32. A composition comprising a plurality of nucleic acid probes which specifically hybridises to one or more diagnostic markers for determining the severity of a disease attributed to at least one genetic mutation in one or more of the genes encoding haemoglobin polypeptide chains, wherein said markers are a combination of single nucleotide polymorphisms selected from the group consisting of:

nucleotides 60,460,511, 60,467,280, 60,562,101, 60,571,547, 60,573,474 and 60,574,455 on chromosome 2p15; at nucleotide 135,424,673, 135,460,711, 135,468,266 and 135,484,905 on chromosome 6q23 and at nucleotide 5,232,745 on chromosome 11.

33. A composition comprising a plurality of nucleic acid probes which specifically hybridises to one or more diagnostic markers for determining the severity of a disease attributed to at least one genetic mutation in one or more of the genes encoding haemoglobin polypeptide chains, wherein said markers are a combination of single nucleotide polymorphisms selected from the group consisting of:

a mutation at nucleotide 177035448 on chromosome 2q31.1; a mutation at nucleotide 42271177 on chromosome 4p13; a mutation at nucleotide 83818702 on chromosome 4q21.22; a mutation at nucleotide 124968427 on chromosome 4q28.1; a mutation at nucleotide 66862442 on chromosome 5q13.1; a mutation at nucleotide 153257952 on chromosome 5q33.2; a mutation at nucleotide 18447773 on chromosome 6p22.3; a mutation at nucleotide 137297618 on chromosome 9q34.3; a mutation at nucleotide 56556926 on chromosome 10q21.1; a mutation at nucleotide 103881964 on chromosome 10q24.32; a mutation at nucleotide 69876078 on chromosome 16q22.3; a mutation at nucleotide 2225359 on chromosome 17p13.3; a mutation at nucleotide 38800671 on chromosome 17q21.31; a mutation at nucleotide 40627042 on chromosome 20q12; a mutation at nucleotide 27667687 on chromosome 21q21.3; a mutation at nucleotide 70058755 on chromosome Xq13.1 and combinations thereof.

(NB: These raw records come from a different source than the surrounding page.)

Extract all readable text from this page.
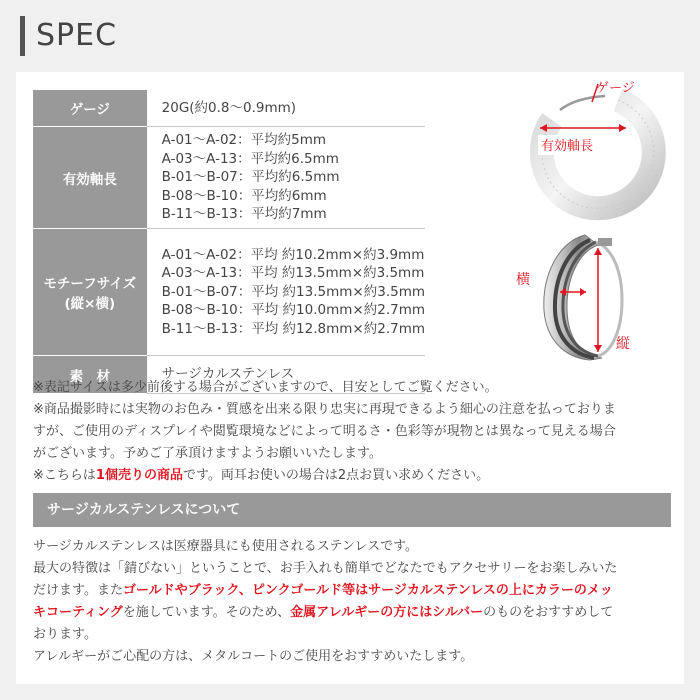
SPEC
ゲージ	20G(約0.8〜0.9mm)

有効軸長	A-01〜A-02：平均約5mm
A-03〜A-13：平均約6.5mm
B-01〜B-07：平均約6.5mm
B-08〜B-10：平均約6mm
B-11〜B-13：平均約7mm

モチーフサイズ
(縦×横)	A-01〜A-02：平均 約10.2mm×約3.9mm
A-03〜A-13：平均 約13.5mm×約3.5mm
B-01〜B-07：平均 約13.5mm×約3.5mm
B-08〜B-10：平均 約10.0mm×約2.7mm
B-11〜B-13：平均 約12.8mm×約2.7mm

素　材	サージカルステンレス
ゲージ
有効軸長
横
縦

※表記サイズは多少前後する場合がございますので、目安としてご覧ください。

※商品撮影時には実物のお色み・質感を出来る限り忠実に再現できるよう細心の注意を払っておりま

すが、ご使用のディスプレイや閲覧環境などによって明るさ・色彩等が現物とは異なって見える場合

がございます。予めご了承頂けますようお願いいたします。

※こちらは1個売りの商品です。両耳お使いの場合は2点お買い求めください。

サージカルステンレスについて

サージカルステンレスは医療器具にも使用されるステンレスです。

最大の特徴は「錆びない」ということで、お手入れも簡単でどなたでもアクセサリーをお楽しみいた

だけます。またゴールドやブラック、ピンクゴールド等はサージカルステンレスの上にカラーのメッ

キコーティングを施しています。そのため、金属アレルギーの方にはシルバーのものをおすすめして

おります。

アレルギーがご心配の方は、メタルコートのご使用をおすすめいたします。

34. The composition of claim 32 wherein the probes are immobilized on a substrate.

35. The composition of claim 32 wherein the probes are hybridizable elements on a microarray.

36. A kit comprising the composition of claim 32.

37. The composition of claim 33 wherein the probes are immobilized on a substrate.

38. The composition of claim 33 wherein the probes are hybridizable elements on a microarray.

39. A kit comprising the composition of claim 33.